Konfigurieren vs. Programmieren

Roman Perich, geändert am 22 Juli 2022 , Lesezeit ca. 4 Min.


Die Vorteile einer Konfiguration liegen immer auf der Hand und man kann ohne Programmierkenntnisse und Abstraktion eine Lösung schaffen.

Wenn man aber tiefer gehen und eine Sonderlösung anbieten möchte, die durch Konfiguration nicht mehr unterstützt wird, stößt man schnell an die Grenzen.

Ich habe früher immer gedacht, dass eigene Programmierung immer effizienter und schneller ist und die Konfiguration recht komplex sei.

In diesem Artikel zeige ich dir, was für dich die bessere Lösung ist.

Was ist Konfiguration

Konfiguration ist sehr vielschichtig und es gibt viele Definitionen und Wege. Es gibt sowohl leichte als auch hochkomplexe Konfigurationen mit Programmierung.

Leichte Konfiguration

Die leichte Konfiguration wird in den meisten Fällen verwendet und ist mehr eine Selection mit Listen.

Die ist leicht zu verstehen und auch leicht anzulegen. Bei zu vielen Varianten ist sie jedoch recht unübersichtlich und kaum pflegbar.

Man sollte hier sehr vorsichtig umgehen und wirklich nur das konfigurieren, was man überblicken kann oder selber versteht.
Der größte Nachteil ist die Geschwindigkeit, da die Anzahl der Varianten multipliziert wird und so die Datenmenge enorm steigt.

Komplexe Konfiguration mit Regeln

Als nächstes kommt eine komplexere Konfiguration, die mittels Konfiguratoren umgesetzt wird. Hier hat man meistens nur die Regeln.

Die Regeln sind 2-Dimensional und recht leicht zu verstehen. Der Vorteil ist, dass es ein fertiges Produkt ist und man innerhalb kürzester Zeit mit dem Endprodukt live gehen kann. Datenmenge ist überschaubar und Updates sind schnell gemacht.

Es gibt aber auch Cons: Nur was der Konfigurator kann, kann gemacht werden. 3-dimensionale oder komplexe Abhängigkeiten mit Formeln sind nur über Tabellen umsetzbar. Man stößt an die Grenzen und es wird dann umprogrammiert, bis es läuft.

Hochkomplexe Konfiguration

Bei dieser Art der Konfiguration handelt es sich um eine relativ komplexe Abhängigkeiten, die Komplexe Konfiguration mit Programmierung verbindet. Es kommen weitere Dimensionen und werden als Funktionen und aufwendige mehrdimensionale Daten abgebildet.

In der weiteren Dimension ist man Richtung Programmierung und Algorithmen unterwegs. Es ist hier schon besser, sich auf die direkte Softwareentwicklung zu konzentrieren, da der Overflow sonst zu hoch wird.
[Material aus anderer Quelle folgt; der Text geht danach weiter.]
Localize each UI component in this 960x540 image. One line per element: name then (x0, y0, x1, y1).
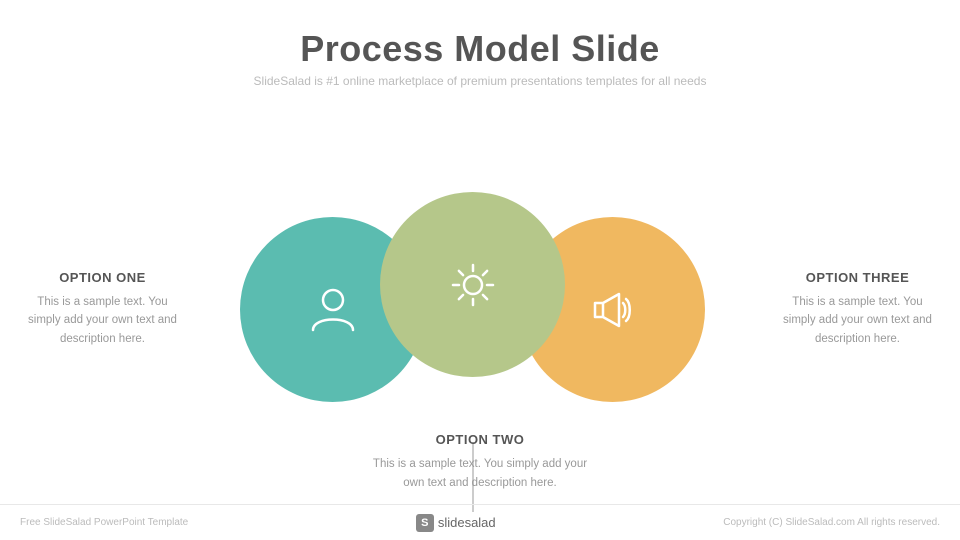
slide: Process Model Slide SlideSalad is #1 onl… (0, 0, 960, 540)
header: Process Model Slide SlideSalad is #1 onl… (0, 0, 960, 94)
logo-text: slidesalad (438, 515, 496, 530)
megaphone-icon (583, 280, 643, 340)
option-one-text: OPTION ONE This is a sample text. You si… (20, 270, 185, 348)
option-one-title: OPTION ONE (20, 270, 185, 285)
option-three-title: OPTION THREE (775, 270, 940, 285)
option-two-body: This is a sample text. You simply add yo… (370, 455, 590, 492)
person-icon (303, 280, 363, 340)
option-two-text: OPTION TWO This is a sample text. You si… (370, 432, 590, 492)
main-content: OPTION ONE This is a sample text. You si… (0, 94, 960, 540)
footer-left-text: Free SlideSalad PowerPoint Template (20, 517, 188, 528)
footer: Free SlideSalad PowerPoint Template S sl… (0, 504, 960, 540)
option-three-body: This is a sample text. You simply add yo… (775, 293, 940, 348)
circle-center (380, 192, 565, 377)
logo-s-badge: S (416, 514, 434, 532)
option-two-title: OPTION TWO (370, 432, 590, 447)
footer-right-text: Copyright (C) SlideSalad.com All rights … (723, 517, 940, 528)
footer-logo: S slidesalad (416, 514, 496, 532)
option-three-text: OPTION THREE This is a sample text. You … (775, 270, 940, 348)
header-subtitle: SlideSalad is #1 online marketplace of p… (0, 74, 960, 88)
circles-container (220, 187, 740, 447)
gear-icon (443, 255, 503, 315)
page-title: Process Model Slide (0, 28, 960, 70)
option-one-body: This is a sample text. You simply add yo… (20, 293, 185, 348)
Nachteile bei der Konfiguration

Ein großer Nachteil ist , dass man nur soweit kommt, wie es im Standard-Konfigurator angedacht ist. Sonderlösungen müssen über Programmierung oder Plugins realisiert werden. Die Antwortzeit wird meist schlechter und es sind weitere Komponenten notwendig.
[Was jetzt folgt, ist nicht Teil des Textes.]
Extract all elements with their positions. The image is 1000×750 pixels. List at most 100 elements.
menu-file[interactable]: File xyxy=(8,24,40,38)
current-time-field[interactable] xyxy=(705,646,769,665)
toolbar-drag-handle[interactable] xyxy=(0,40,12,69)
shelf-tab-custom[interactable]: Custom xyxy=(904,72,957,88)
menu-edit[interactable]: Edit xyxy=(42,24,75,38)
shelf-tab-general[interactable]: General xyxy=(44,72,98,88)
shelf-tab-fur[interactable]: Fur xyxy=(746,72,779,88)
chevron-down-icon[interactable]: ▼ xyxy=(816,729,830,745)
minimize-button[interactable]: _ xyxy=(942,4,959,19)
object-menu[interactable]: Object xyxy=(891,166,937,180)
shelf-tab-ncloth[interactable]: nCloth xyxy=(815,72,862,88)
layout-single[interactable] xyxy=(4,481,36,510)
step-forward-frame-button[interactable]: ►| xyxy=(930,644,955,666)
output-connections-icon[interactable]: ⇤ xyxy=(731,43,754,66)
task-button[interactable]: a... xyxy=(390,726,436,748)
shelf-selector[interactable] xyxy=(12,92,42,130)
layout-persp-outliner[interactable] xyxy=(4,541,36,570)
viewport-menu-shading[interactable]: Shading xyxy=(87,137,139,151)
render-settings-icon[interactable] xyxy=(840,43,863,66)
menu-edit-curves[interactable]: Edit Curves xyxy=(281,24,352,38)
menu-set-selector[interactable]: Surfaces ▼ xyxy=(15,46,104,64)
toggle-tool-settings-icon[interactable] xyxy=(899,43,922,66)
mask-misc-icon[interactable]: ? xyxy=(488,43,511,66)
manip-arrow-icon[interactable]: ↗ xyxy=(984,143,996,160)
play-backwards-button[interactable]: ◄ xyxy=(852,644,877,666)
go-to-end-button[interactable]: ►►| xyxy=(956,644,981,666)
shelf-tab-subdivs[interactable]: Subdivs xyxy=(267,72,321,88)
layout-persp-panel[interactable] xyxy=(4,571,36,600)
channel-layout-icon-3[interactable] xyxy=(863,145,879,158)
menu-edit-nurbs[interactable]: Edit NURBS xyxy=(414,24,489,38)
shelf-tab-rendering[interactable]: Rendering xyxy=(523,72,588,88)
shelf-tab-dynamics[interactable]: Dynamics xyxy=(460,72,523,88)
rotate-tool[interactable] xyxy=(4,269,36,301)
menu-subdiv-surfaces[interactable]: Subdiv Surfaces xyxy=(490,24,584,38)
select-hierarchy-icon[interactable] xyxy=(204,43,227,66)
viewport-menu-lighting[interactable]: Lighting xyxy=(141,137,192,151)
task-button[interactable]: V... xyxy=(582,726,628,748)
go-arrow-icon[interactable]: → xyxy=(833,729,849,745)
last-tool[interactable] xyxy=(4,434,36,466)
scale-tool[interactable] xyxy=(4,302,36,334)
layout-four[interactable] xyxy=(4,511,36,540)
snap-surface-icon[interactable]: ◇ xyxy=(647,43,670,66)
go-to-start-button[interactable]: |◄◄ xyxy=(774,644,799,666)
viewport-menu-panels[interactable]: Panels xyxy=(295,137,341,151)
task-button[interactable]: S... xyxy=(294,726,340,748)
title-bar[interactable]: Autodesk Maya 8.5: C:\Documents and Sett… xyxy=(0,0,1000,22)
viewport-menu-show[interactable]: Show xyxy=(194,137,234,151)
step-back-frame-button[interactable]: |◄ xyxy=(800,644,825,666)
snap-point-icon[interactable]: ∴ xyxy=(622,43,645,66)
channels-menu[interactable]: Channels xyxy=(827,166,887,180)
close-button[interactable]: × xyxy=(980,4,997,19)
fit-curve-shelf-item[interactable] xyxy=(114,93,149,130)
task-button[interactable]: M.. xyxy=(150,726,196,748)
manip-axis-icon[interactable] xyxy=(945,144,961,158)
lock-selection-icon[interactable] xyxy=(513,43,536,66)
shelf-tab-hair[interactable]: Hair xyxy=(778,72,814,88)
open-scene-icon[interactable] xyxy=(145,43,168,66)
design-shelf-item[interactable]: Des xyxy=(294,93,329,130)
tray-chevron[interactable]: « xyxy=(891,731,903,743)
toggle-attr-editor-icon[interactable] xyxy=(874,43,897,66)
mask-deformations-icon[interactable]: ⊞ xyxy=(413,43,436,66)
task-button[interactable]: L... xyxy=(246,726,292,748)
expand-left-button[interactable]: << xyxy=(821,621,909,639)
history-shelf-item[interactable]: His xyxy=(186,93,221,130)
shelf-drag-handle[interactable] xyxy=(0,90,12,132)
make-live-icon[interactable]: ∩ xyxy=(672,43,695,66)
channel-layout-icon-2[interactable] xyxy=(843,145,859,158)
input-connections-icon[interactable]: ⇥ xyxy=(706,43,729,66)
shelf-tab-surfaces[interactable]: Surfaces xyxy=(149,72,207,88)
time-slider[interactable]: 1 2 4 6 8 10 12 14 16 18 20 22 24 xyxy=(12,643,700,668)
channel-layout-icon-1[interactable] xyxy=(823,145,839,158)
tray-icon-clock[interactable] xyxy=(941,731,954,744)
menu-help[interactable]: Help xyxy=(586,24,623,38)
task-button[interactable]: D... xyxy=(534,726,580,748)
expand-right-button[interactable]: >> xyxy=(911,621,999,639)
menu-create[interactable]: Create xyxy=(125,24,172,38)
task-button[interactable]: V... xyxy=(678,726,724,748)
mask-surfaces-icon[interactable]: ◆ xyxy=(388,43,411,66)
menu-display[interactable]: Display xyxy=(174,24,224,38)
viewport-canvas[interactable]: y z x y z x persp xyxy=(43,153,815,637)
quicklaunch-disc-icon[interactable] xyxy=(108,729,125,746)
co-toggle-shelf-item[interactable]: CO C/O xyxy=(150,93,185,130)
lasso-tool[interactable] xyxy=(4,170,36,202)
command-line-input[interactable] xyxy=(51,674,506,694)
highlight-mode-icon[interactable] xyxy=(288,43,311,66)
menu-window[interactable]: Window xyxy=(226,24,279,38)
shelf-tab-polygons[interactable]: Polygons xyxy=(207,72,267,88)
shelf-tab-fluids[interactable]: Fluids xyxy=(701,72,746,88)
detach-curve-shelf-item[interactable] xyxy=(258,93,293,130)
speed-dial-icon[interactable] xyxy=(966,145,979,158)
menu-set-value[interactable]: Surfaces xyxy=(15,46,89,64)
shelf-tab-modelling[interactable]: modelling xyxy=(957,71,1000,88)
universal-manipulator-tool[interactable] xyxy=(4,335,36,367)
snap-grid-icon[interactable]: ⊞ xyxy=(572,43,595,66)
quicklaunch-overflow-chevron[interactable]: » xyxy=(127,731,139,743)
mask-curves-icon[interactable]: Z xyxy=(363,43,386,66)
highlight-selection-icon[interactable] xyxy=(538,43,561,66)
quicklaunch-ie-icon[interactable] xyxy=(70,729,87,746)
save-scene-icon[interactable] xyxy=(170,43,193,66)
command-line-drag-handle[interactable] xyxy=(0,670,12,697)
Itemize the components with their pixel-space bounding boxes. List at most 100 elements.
Bei Plugins sollte man immer vorsichtig sein!

Programmierung

Für gewöhnlich ist Programmieren die schnellste und beste Lösung in Bezug auf Performance.

Die Wege, die über Konfiguration führen, sind sehr rechenintensiv und verbrauchen unnötig viele Ressourcen, bringen dafür aber den Vorteil der Sicherheit mit sich. Bei ziemlich großen und teuren Projekten sollte man immer auf eigene Programmierung setzen.

Die Kosten sind meistens nur 1/10 von denen der Konfiguration, vorausgesetzt, man ist Experte auf dem Gebiet.

Die Architektur soll so gebaut werden, dass kein Monolit entsteht und eine Erweiterung leicht umsetzbar ist. Auch dann, wenn Daten redundant vorgehalten werden sollten. Wobei bei den Daten immer eine Hauptquelle zu nehmen ist

Datenquelle

Was ist ein Programm oder ein Shop ohne Daten? Nichts. Deswegen werden die Daten immer in einem neutralen Format gehalten. Das Format soll so einfach wie möglich sein.

Fazit

Ich kann immer sagen, dass es besser ist, die eigene Entwicklung zu wählen, wenn du die beste Performance brauchst und viele verteilte Systeme hast.

Bei Standardtools oder auch Plugins wird alles Mögliche vorgesehen und nur 1% davon genutzt. Die 99% kosten nur deine Ressourcen, die du sowohl mit Servern als auch mit Verlusten in Form von Kunden und dann auch Umsätzen rechnen musst.